Montreal launches a toll-free, confidential MMIWG hotline  


Montreal has a new tip line for cases involving missing and murdered Indigenous women and girls – and as of Monday, the toll-free number will be visible all over the city of Montreal.

“You will see this [number] on buses, street columns, in metros, and on billboards on highways,” Nakuset, executive director of the Native Women’s Shelter of Montreal, explained.

“We find a lot of the times when someone goes missing in Montreal, that it is the Indigenous community who knows where these people are.”

The confidential, 24/7 toll-free phone line was jointly conceptualized by the Native Women’s Shelter and its ‘Iskweu’ project, which provides direct assistance to Indigenous women who are part of Montreal’s street community.

Using money from the City of Montreal, the 1-800 line is expected to remain open for the next six weeks – but the women present at Monday’s announcement hope it will run for much longer.

“I think it’s important to acknowledge that we’re still in the midst of a crisis of MMIWG2S – and it’s not slowing down, it’s actually getting worse,” said Jessica Quijano, coordinator of the Iskweu project.
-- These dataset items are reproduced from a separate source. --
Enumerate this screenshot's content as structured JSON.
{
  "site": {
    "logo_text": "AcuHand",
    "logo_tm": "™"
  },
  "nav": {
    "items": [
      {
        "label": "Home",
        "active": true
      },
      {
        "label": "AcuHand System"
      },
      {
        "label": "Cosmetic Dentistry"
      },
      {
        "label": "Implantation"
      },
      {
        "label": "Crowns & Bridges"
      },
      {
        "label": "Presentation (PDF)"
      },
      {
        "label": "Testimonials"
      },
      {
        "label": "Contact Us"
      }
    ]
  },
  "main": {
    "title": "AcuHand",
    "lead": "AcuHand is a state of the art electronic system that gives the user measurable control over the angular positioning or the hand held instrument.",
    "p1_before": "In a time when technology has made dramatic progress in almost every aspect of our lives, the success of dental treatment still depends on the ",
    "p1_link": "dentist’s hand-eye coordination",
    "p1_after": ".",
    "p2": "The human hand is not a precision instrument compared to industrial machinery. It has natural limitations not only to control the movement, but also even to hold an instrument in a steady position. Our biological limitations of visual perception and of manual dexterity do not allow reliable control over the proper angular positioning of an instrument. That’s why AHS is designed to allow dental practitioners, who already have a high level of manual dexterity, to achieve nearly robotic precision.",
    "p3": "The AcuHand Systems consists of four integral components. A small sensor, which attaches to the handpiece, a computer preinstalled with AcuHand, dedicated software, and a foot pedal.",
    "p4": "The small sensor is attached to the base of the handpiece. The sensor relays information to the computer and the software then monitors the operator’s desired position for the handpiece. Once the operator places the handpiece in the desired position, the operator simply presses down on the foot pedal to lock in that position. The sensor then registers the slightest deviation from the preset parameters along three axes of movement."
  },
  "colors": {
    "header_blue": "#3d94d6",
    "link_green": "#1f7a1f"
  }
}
“Since the [MMIWG] inquiry, the lack of political action and the lack of political will – not putting the recommendations in place – is having a direct impact on the lives of Indigenous people here in Montreal and across this country.”

toll free
The toll-free line is being advertised on bus stop and along highway routes around Montreal.

Back in 2019, the Quebec witnesses who testified as part of the MMIWG national inquiry expressed “mistrust [for] the representatives of the institutions which are supposed to ensure their safety.
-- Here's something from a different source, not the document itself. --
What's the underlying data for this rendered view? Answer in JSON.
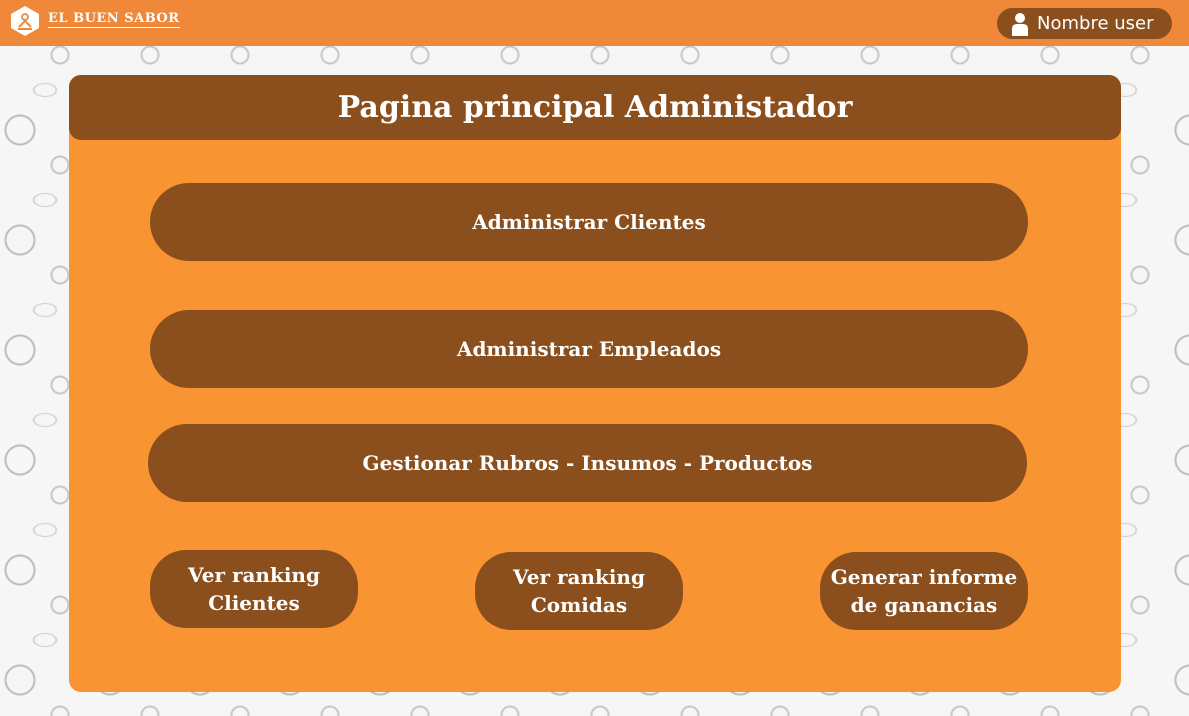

“Testimony after testimony showed that those who work in the justice system may stigmatize Indigenous women and families or treat them with contempt,” according to a passage in the MMIWG inquiry’s Quebec-specific report.

Quijano says 47 Indigenous women in the Montreal-area have gone missing since she began working with the Iskweu project in 2018.
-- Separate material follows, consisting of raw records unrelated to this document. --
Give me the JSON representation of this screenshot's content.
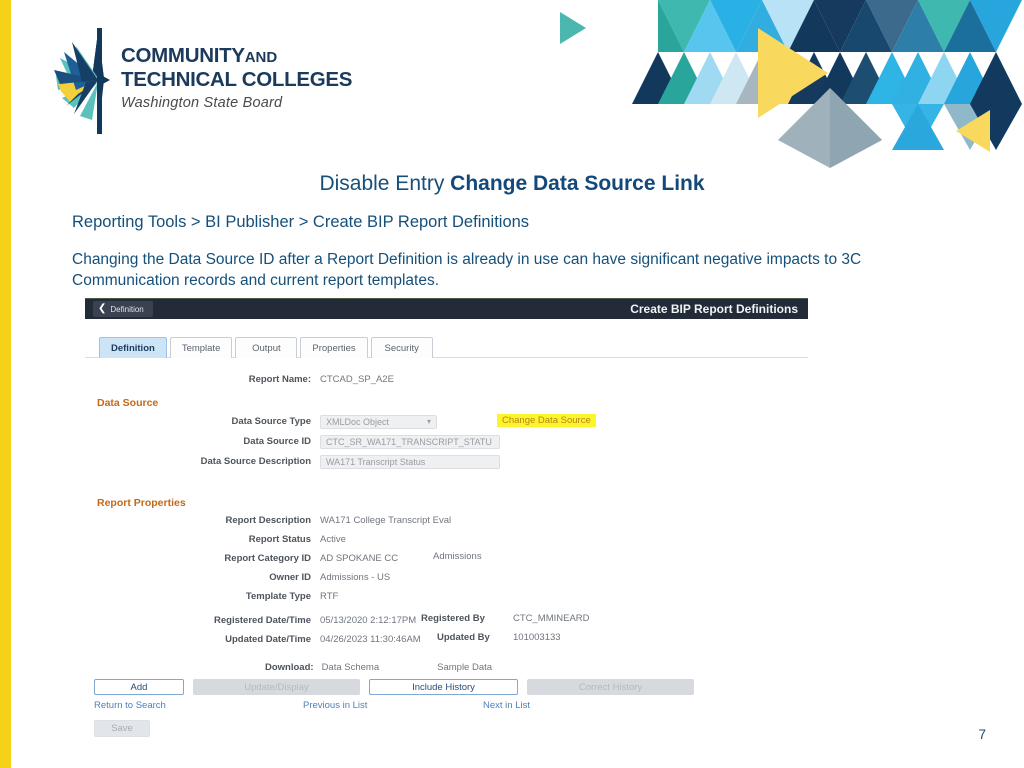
{
  "brand": {
    "logo_line1_main": "COMMUNITY",
    "logo_line1_small": "AND",
    "logo_line2": "TECHNICAL COLLEGES",
    "logo_line3": "Washington State Board",
    "accent_yellow": "#f5d117",
    "navy": "#1b3a5c",
    "title_blue": "#15507a"
  },
  "slide": {
    "title_regular": "Disable Entry ",
    "title_bold": "Change Data Source Link",
    "breadcrumb": "Reporting Tools > BI Publisher > Create BIP Report Definitions",
    "body": "Changing the Data Source ID after a Report Definition is already in use can have significant negative impacts to 3C Communication records and current report templates.",
    "page_number": "7"
  },
  "screenshot": {
    "header": {
      "back_label": "Definition",
      "back_icon": "chevron-left-icon",
      "title": "Create BIP Report Definitions"
    },
    "tabs": [
      {
        "label": "Definition",
        "accel": "D",
        "active": true
      },
      {
        "label": "Template",
        "accel": "T",
        "active": false
      },
      {
        "label": "Output",
        "accel": "O",
        "active": false
      },
      {
        "label": "Properties",
        "accel": "P",
        "active": false
      },
      {
        "label": "Security",
        "accel": "S",
        "active": false
      }
    ],
    "report_name": {
      "label": "Report Name:",
      "value": "CTCAD_SP_A2E"
    },
    "data_source": {
      "heading": "Data Source",
      "type_label": "Data Source Type",
      "type_value": "XMLDoc Object",
      "id_label": "Data Source ID",
      "id_value": "CTC_SR_WA171_TRANSCRIPT_STATU",
      "desc_label": "Data Source Description",
      "desc_value": "WA171 Transcript Status",
      "change_link": "Change Data Source",
      "highlight_color": "#fcf52a"
    },
    "report_properties": {
      "heading": "Report Properties",
      "rows": [
        {
          "label": "Report Description",
          "value": "WA171 College Transcript Eval"
        },
        {
          "label": "Report Status",
          "value": "Active"
        },
        {
          "label": "Report Category ID",
          "value": "AD SPOKANE CC",
          "extra": "Admissions"
        },
        {
          "label": "Owner ID",
          "value": "Admissions - US"
        },
        {
          "label": "Template Type",
          "value": "RTF"
        }
      ],
      "registered": {
        "label": "Registered Date/Time",
        "value": "05/13/2020  2:12:17PM",
        "by_label": "Registered By",
        "by_value": "CTC_MMINEARD"
      },
      "updated": {
        "label": "Updated Date/Time",
        "value": "04/26/2023 11:30:46AM",
        "by_label": "Updated By",
        "by_value": "101003133"
      }
    },
    "download": {
      "label": "Download:",
      "data_schema": "Data Schema",
      "sample_data": "Sample Data"
    },
    "buttons": {
      "add": "Add",
      "update_display": "Update/Display",
      "include_history": "Include History",
      "correct_history": "Correct History",
      "save": "Save"
    },
    "links": {
      "return_to_search": "Return to Search",
      "previous_in_list": "Previous in List",
      "next_in_list": "Next in List"
    }
  }
}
Thanks in part to community networking – and on-the-ground legwork put in by frontline workers – 46 of those women were recovered safely.

“This is another example of how the communities have the solutions, We aren’t waiting for police or government to take action in order to find Indigenous women, trans and 2S people,” Quijano said.

“This is really a huge human rights issue and there’s absolutely no reason why it should continue.”

The person designated to monitor the line and pick up messages is Iskweu’s research coordinator, Janis Qavavauq-Bibeau.

She says the toll-free line could provide more than just hard leads on open cases.

“We hope to go to the government and show the actual [MMIWG] numbers,” she explained.

“I think the majority of the population of Quebec – they don’t actually know how big this problem is.”

If you have any information about a missing and/or murdered woman in the Montreal area, you can call 1-855-547-5938 to leave an anonymous voicemail.